An article in the Daily Mail recently discussed the influence of Facebook on divorce, with the startling claim that in the UK, Facebook is ‘now cited in a third of all divorce cases, and is increasingly relied upon for proof of unreasonable behaviour,’ based on a survey of legal firm caseloads in that country.
While the situation in Australia may be quite different, we think it’s worth noting some of the points raised in the article. Of critical importance is to know that the details you record about your life can in fact later be used in court against you.
Of course, the situation in the UK, which does not have the same no-fault divorce laws as Australia, is more dire. There, evidence of infidelity is often sought out and obtained through social media by legal teams. But wherever we are, what we choose to post on Facebook can reveal a huge amount about our lives apart from new relationships, such as expenditure on things like cars or holidays, impending bonuses, job offers and promotions and so on. Even our use of geotagging can help track our movements as we document our day-to-day lives. And such information may sometimes lead to questions about credibility and whether people are being completely truthful about their financial situation:
“Photographs and comments made on these forums can be used as evidence of relationships or of a lifestyle which contradicts what people will otherwise try to portray.”
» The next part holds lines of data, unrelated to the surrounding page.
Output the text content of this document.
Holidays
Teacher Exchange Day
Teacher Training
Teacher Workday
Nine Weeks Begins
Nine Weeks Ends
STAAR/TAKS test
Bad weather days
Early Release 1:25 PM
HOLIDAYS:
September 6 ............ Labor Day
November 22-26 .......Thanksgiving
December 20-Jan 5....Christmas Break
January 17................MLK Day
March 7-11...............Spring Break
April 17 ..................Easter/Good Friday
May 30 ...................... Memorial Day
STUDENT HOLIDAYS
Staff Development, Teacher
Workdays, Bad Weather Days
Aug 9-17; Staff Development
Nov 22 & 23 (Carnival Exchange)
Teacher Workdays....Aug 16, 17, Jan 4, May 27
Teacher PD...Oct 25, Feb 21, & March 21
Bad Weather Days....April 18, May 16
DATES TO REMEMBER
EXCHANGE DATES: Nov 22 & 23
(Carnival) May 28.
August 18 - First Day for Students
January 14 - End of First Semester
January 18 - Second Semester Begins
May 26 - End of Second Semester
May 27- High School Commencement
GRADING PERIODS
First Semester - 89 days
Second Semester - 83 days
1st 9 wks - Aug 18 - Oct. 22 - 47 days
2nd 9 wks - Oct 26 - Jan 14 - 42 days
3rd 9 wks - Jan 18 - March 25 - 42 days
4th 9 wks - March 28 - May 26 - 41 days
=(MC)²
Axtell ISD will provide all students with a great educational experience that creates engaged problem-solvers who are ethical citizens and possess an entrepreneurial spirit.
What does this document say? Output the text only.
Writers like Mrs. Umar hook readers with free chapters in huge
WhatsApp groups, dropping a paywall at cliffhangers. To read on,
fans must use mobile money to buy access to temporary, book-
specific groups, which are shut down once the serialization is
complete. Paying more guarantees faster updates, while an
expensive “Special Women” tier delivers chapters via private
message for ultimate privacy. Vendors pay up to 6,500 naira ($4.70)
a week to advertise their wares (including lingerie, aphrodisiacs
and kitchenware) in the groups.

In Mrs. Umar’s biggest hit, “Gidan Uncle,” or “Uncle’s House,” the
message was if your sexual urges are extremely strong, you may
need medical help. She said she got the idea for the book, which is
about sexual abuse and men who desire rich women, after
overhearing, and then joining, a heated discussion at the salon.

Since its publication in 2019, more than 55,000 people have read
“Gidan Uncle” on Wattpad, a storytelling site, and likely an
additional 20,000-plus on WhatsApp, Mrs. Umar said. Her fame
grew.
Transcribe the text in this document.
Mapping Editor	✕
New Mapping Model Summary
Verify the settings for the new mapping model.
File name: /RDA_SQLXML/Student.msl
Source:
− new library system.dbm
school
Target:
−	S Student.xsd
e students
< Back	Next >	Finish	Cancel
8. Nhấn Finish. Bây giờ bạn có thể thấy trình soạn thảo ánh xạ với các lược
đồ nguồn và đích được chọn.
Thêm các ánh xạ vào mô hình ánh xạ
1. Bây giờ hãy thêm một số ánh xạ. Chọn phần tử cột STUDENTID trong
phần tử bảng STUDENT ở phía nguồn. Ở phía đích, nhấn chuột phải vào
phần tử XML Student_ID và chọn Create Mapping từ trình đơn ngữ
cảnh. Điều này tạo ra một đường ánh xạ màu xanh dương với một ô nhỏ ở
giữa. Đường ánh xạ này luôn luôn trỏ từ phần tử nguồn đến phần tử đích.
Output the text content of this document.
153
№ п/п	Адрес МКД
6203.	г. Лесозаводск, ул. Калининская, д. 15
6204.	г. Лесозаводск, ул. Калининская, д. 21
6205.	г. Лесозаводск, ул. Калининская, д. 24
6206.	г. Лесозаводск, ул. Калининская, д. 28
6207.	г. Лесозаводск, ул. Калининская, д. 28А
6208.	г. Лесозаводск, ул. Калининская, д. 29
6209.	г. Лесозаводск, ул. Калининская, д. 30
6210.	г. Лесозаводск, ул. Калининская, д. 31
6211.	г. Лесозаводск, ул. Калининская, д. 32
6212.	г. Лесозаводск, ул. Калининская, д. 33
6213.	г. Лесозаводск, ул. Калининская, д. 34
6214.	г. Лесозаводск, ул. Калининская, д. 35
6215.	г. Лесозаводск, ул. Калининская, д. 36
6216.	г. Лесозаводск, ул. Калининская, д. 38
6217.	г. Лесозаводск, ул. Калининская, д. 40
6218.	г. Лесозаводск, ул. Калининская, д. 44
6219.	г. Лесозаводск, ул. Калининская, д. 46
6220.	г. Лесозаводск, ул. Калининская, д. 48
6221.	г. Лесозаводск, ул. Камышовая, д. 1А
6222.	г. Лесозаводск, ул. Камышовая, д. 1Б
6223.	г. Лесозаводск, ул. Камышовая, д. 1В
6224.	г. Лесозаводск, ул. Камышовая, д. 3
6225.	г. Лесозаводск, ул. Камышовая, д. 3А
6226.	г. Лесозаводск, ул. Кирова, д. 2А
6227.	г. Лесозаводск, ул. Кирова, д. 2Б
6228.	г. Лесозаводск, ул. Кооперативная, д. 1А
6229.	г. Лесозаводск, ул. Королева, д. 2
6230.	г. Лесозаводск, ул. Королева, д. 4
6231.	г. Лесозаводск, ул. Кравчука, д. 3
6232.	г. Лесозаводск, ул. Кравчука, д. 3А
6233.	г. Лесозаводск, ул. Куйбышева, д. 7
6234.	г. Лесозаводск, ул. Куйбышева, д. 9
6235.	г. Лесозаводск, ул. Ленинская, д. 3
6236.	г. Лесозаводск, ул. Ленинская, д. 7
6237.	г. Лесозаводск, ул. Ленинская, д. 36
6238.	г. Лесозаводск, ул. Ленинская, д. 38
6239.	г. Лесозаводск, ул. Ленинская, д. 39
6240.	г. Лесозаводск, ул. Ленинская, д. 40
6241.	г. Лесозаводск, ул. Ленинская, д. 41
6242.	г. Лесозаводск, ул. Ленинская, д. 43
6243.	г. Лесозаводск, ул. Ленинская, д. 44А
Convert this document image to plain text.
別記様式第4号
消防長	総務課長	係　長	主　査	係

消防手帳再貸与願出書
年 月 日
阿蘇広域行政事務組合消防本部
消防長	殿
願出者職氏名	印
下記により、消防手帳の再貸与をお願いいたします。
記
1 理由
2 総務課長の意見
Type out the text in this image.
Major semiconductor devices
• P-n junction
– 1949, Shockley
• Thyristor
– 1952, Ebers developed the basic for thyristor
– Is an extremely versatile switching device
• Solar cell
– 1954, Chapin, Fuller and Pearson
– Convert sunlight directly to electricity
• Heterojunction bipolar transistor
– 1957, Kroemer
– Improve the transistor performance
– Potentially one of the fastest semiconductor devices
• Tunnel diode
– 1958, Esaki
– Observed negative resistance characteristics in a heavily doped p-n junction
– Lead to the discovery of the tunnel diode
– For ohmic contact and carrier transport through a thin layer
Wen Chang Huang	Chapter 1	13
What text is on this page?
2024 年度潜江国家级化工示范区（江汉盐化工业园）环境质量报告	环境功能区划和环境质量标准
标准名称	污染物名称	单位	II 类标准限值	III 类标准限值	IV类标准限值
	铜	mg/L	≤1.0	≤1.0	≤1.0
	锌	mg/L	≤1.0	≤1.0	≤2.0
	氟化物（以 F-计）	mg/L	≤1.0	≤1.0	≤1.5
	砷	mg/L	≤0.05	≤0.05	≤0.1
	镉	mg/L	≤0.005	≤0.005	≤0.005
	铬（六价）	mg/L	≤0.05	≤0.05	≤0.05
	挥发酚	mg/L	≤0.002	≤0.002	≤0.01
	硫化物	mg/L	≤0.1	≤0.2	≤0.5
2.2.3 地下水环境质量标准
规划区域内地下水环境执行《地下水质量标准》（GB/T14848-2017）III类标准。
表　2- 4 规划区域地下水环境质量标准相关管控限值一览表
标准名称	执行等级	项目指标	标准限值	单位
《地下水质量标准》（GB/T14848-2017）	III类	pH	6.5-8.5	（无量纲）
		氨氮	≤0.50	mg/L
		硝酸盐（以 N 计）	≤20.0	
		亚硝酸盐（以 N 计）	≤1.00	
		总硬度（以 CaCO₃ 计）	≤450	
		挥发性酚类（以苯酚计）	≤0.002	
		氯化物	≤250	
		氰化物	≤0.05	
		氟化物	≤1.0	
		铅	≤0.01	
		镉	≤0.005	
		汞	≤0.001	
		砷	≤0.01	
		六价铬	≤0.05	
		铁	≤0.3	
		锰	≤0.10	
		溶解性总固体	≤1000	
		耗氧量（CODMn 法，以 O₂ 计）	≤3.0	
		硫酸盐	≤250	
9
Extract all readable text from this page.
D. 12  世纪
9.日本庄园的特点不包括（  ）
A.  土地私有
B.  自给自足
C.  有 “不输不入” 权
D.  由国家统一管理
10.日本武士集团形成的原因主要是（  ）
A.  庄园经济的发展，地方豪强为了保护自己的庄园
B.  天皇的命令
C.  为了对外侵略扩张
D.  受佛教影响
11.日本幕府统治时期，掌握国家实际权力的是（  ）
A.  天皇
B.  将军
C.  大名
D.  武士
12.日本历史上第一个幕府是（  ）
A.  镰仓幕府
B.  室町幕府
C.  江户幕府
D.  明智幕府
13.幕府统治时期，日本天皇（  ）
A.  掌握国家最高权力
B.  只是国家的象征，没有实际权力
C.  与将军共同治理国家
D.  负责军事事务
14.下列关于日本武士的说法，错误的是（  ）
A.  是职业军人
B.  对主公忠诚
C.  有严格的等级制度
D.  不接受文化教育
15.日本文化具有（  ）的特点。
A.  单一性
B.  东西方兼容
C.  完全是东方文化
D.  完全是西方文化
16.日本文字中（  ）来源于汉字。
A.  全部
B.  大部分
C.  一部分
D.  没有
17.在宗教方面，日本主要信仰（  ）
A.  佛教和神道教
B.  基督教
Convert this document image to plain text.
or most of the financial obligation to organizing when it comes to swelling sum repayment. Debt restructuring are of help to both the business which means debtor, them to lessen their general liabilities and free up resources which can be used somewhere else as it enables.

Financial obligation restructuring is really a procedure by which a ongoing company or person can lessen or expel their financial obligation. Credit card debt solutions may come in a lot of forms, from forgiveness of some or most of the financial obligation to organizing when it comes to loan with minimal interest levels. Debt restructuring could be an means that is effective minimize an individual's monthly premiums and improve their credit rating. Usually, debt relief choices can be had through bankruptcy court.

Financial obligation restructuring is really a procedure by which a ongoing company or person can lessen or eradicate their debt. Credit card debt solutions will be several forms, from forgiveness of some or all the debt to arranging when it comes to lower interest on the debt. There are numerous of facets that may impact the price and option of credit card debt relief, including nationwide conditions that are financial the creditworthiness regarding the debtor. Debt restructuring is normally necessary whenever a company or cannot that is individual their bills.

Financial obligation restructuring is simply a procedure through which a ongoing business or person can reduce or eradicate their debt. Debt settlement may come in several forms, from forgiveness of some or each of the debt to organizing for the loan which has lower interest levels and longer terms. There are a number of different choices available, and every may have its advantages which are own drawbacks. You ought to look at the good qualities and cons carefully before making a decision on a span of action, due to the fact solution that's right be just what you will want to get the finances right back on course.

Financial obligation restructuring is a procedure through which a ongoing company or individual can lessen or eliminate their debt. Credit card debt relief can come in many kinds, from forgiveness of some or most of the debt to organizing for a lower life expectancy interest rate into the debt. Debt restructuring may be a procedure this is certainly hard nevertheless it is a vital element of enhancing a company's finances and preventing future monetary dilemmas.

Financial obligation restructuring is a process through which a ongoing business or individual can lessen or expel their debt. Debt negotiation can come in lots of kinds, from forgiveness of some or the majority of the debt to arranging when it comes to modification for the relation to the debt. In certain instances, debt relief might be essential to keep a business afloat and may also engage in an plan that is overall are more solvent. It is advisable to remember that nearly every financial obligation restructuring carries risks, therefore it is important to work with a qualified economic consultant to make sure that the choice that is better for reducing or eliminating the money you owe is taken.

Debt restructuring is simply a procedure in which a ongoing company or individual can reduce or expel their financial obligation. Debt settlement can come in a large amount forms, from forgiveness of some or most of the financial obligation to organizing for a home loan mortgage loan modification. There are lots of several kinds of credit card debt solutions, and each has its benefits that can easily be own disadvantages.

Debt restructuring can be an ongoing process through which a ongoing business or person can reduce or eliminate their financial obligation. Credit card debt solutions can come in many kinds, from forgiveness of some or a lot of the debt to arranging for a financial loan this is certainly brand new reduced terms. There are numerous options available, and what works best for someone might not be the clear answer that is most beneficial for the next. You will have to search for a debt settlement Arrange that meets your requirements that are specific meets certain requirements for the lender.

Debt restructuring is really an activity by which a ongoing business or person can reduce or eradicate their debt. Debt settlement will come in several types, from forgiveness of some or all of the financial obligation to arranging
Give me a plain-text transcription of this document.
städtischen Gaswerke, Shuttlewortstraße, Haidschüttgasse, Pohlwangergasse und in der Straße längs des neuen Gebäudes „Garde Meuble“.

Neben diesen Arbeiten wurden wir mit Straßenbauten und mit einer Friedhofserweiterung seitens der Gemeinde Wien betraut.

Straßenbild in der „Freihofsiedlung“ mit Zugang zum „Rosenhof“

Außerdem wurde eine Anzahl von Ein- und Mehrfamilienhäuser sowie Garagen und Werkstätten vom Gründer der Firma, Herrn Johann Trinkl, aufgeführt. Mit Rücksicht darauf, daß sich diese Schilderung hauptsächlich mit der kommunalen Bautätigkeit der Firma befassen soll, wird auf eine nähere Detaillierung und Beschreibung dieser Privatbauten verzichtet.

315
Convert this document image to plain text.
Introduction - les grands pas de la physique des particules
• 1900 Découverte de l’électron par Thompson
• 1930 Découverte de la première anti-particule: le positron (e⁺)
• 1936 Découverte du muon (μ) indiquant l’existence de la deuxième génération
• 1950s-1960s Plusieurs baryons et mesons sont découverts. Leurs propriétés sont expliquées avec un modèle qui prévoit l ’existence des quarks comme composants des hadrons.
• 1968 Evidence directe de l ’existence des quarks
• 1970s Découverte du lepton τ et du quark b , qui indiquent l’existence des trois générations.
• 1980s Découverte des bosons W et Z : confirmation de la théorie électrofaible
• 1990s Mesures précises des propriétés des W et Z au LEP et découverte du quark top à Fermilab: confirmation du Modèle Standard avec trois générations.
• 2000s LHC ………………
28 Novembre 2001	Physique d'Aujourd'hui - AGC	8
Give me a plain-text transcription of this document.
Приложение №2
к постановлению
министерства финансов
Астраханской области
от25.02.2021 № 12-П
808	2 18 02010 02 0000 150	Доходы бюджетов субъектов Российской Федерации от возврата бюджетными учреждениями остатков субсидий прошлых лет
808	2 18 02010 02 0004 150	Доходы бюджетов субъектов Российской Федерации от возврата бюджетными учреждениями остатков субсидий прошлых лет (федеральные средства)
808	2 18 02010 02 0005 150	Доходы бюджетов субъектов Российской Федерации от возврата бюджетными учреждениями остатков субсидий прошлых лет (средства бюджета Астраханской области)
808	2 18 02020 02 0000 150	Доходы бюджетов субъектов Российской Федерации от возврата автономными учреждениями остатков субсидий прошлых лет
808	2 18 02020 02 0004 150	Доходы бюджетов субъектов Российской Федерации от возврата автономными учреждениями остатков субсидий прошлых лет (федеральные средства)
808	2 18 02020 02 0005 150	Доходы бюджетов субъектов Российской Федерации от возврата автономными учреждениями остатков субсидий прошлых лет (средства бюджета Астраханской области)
It isn’t just Facebook and other social media sites that can reveal an enormous amount of information which can be potentially used against you, but firms may also utilise forensic accountancy firms to gather financial information about parties simply via Google searches.
It’s important we realise that the digital trail we leave can become evidence against you, just as much as the familiar “paper trail”—and can often be even easier to access by a mere touch of a button.